If you're receiving taxable income from retirement plan assets or life insurance policies, there are a number of tax-advantaged ways to make these assets work for you and the causes you support. The Charitable IRA Rollover Act, for example, allows donors age 70 ½ or older to donate up to $100,000 from their IRA without counting the distribution as income.
7. Explore employer gift matching programs.

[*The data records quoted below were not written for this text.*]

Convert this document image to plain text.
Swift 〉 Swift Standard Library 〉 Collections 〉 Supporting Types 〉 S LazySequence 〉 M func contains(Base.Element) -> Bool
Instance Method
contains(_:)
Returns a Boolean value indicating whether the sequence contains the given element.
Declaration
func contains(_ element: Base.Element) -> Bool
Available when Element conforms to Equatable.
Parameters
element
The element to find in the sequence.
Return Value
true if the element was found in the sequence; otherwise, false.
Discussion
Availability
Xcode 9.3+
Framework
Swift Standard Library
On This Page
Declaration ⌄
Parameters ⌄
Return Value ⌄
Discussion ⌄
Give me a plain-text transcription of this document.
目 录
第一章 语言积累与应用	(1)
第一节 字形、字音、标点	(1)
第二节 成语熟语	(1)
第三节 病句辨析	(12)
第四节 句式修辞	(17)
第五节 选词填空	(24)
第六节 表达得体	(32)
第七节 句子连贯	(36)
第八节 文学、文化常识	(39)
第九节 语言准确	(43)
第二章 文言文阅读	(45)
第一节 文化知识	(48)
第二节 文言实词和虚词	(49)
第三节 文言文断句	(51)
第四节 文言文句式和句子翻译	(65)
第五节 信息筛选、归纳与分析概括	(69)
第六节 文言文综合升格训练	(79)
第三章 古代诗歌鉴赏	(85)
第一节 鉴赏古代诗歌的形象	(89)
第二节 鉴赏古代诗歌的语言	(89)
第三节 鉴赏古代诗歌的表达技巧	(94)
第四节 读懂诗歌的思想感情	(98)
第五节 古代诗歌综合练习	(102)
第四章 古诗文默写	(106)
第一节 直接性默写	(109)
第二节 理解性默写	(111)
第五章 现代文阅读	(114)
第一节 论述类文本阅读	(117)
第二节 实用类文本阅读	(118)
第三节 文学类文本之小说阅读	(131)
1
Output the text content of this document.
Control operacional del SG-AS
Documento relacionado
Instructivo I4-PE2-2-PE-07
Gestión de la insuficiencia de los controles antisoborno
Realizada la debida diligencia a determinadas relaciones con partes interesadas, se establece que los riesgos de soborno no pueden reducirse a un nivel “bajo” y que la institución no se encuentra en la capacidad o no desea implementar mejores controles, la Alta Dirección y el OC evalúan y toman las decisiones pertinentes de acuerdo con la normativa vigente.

Many companies have gift matching programs that can help you leverage your generous gift into a gift of up to twice the original amount of your donation.
8. Be a proactive giver.
Instead of responding to direct solicitations, donors can make a significant difference to their charities of choice by being more organized givers. Giving vehicles such as those available through The Community Foundation provide simple ways to turn reactive contributions into effective giving over time, while maximizing tax advantages.
9. Give now-decide later.
If you are planning for a charitable tax deduction this year but are undecided about which nonprofits to support, consider opening a donor-advised fund at the Community Foundation. You can claim a deduction for contributions to your fund now even though distributions from the fund might be made in future years. A donor-advised fund can be set up in one meeting.
10. Let the Community Foundation do the legwork.
Working with a philanthropic advisor at the Community Foundation gives you access to our extensive knowledge of the local nonprofit community and the broad charitable needs of our region-so you can stay informed about the organizations you support and the effect your giving will have on the future of our community.